Let me explain, ask any successful company what is there prime objective and they would say “to satisfy our customers” , and then ask the same to a company suffering losses and they would say “ to make profits”.
I know it sounds a bit weird to any non marketing person, but try to understand any company can make profits only if its customers are happy
hence if a company functions as if its only motive is to satisfy its customer then profit follows automatically but if it only runs behind profits then it forgets to fulfill the needs of its customer in the long run. Of course it does not mean that the company should NOT be concerned about profits – after all one has to be pragmatic.

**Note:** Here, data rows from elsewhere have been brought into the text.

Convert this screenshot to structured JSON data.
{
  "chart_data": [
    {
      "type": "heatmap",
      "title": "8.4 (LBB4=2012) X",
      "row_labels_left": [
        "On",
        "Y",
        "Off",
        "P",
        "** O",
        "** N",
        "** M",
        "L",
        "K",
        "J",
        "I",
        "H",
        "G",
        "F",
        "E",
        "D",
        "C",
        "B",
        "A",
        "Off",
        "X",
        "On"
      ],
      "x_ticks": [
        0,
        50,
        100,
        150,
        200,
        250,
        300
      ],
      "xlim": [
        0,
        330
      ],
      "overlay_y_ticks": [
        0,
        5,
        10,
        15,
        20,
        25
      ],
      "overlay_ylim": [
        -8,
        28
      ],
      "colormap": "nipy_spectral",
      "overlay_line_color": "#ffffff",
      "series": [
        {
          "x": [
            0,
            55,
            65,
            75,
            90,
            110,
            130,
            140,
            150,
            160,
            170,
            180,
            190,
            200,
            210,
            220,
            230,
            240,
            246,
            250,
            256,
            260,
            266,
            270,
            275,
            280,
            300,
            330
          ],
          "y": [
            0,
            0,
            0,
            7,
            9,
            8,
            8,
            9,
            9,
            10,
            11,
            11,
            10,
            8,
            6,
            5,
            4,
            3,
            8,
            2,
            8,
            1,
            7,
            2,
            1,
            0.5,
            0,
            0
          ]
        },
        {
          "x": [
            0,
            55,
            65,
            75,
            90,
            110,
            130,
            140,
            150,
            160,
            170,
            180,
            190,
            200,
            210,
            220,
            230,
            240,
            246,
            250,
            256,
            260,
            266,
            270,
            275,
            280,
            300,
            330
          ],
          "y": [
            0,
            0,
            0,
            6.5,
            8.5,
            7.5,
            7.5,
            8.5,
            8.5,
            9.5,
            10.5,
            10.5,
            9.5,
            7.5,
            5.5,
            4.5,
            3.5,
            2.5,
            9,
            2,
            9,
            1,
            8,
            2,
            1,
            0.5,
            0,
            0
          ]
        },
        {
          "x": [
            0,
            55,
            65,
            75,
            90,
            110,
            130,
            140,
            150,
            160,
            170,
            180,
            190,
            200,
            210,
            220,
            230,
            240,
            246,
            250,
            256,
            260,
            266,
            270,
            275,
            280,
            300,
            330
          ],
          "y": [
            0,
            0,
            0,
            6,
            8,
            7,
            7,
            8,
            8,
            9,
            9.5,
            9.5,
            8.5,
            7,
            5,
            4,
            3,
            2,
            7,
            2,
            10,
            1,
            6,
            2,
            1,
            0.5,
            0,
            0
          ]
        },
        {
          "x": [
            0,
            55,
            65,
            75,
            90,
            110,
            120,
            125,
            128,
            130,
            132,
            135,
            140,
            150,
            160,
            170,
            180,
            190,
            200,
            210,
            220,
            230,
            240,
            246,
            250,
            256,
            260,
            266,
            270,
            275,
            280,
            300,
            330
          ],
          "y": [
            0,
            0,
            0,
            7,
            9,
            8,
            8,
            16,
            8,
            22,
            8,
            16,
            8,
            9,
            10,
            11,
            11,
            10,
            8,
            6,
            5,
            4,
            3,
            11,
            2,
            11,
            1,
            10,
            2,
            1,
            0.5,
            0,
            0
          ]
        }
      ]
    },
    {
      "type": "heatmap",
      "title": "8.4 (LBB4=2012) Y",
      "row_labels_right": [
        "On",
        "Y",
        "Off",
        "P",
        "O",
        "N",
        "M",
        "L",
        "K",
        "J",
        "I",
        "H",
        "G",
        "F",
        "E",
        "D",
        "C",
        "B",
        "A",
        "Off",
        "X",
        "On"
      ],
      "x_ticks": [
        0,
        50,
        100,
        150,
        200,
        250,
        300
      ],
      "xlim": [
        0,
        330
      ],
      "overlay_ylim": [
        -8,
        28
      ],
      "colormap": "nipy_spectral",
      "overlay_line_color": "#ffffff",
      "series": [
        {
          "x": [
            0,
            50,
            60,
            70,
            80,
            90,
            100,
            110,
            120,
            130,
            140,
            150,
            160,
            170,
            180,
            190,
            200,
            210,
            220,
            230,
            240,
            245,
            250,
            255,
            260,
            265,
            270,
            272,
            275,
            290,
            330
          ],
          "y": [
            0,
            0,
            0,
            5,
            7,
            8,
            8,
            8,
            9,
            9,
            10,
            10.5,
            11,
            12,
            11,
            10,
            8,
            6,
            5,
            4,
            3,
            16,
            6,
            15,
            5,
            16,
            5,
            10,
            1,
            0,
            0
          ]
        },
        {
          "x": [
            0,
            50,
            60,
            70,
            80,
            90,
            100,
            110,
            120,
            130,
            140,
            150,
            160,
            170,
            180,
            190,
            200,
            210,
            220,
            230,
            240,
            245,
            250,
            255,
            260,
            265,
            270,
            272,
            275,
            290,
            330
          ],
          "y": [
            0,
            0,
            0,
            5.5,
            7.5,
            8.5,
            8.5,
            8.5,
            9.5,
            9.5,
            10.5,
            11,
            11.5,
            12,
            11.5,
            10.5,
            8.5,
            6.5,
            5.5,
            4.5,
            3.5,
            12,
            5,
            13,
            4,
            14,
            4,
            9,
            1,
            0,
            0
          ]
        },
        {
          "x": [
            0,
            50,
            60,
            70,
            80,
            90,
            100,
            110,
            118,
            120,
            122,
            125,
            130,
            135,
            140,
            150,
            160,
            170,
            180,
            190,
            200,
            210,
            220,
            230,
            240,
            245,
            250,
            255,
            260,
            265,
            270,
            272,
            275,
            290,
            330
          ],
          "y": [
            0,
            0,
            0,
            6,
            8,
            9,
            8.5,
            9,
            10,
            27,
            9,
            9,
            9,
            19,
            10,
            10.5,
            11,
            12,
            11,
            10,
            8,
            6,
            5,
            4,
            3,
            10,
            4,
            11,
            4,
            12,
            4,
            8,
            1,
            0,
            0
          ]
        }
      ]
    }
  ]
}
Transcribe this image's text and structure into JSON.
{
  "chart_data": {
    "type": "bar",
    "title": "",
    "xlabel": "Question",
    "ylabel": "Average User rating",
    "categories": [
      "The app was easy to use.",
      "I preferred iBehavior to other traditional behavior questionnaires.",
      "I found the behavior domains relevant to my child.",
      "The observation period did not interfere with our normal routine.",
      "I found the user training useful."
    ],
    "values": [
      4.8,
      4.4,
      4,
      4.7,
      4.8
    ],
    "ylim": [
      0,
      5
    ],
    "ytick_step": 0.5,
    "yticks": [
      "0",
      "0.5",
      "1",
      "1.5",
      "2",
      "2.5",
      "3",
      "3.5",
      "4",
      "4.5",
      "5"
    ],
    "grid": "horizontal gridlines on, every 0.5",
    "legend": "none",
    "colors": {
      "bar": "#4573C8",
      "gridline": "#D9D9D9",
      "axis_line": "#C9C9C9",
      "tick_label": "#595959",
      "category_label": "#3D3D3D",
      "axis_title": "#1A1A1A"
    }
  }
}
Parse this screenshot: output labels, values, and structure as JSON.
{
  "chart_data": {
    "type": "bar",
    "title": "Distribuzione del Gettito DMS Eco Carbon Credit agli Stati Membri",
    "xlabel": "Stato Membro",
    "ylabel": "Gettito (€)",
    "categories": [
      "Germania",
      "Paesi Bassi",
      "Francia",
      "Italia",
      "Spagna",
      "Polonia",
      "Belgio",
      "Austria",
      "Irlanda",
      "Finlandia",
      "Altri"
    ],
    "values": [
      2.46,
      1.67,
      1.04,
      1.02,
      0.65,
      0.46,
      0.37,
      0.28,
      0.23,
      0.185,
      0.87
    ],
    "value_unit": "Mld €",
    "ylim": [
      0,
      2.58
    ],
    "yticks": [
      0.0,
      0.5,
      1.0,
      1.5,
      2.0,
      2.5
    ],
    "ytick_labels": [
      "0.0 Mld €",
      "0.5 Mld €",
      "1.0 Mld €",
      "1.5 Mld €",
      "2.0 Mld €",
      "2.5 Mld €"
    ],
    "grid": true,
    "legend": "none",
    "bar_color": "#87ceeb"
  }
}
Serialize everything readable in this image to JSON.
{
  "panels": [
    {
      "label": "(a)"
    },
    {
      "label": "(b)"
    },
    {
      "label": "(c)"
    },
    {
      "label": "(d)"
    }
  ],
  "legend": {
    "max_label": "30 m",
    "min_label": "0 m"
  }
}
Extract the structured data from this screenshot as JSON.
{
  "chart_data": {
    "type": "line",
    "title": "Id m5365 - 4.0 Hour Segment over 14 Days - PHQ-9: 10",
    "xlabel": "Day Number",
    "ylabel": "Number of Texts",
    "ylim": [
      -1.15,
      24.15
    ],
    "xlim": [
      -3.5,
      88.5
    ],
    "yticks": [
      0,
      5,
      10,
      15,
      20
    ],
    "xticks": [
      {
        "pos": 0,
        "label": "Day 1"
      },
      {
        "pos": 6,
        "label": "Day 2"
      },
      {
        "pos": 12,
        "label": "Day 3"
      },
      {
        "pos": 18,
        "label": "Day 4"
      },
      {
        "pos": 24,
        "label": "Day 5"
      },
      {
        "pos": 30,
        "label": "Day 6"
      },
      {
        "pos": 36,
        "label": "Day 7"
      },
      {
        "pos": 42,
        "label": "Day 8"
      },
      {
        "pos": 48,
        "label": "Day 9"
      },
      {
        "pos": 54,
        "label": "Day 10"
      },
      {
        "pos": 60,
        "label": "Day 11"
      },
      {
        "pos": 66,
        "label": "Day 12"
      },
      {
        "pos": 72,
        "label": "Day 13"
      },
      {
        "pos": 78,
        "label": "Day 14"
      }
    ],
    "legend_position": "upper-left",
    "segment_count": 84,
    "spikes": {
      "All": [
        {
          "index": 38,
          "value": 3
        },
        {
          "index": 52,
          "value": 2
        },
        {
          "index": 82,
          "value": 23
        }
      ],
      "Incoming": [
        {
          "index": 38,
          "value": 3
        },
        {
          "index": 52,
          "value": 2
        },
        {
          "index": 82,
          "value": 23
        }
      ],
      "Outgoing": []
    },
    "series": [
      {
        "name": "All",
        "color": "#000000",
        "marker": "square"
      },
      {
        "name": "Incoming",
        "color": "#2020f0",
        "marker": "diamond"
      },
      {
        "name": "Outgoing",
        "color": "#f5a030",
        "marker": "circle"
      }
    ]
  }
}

Now let us apply the same to relationships, I am sure all of us acknowledge the fact that all relations basically function in the principle of give and take, now I know some of you will not accept this sentence and would quote examples of a couple or the relation of mother and son, but think again are these completely selfless relations, don't u expect your husband/wife to be loyal to you, don't you expect certain level of love from your partner? Doesn't a mother expect certain respect and love from her son? doesn't a son expect love and care from his mother? and if this expectations are not satisfied the person seeks the same from elsewhere.
So I hope you agree that all relations are actually give and take. Now once this is said, let me define a customer , as per my professor anyone whom you give something either in product or service is you customer.
By this analogy our friends are our customers as we offer them help, emotional support , and much more in the form of friendship, by the same analogy you would find all the relations around us are basically customers, and hence if we do not satisfy there needs they would go to some other person, for example if you do not satisfy the basic needs of your friend like helping him/her in time of need, giving him/her the emotional comfort of a friend, he/she would find an alternative friend. Its as simple as that.
The moment each one of us start thinking this way, we would make everyone around us happy, and since they would also treat us the same, we would also be happy. But the problem is that we only focus only on ourselves, we want to satisfy our desires, and hence end up hurting others and eventually ourselves. The sooner we realize this fact the better our personnel life would be.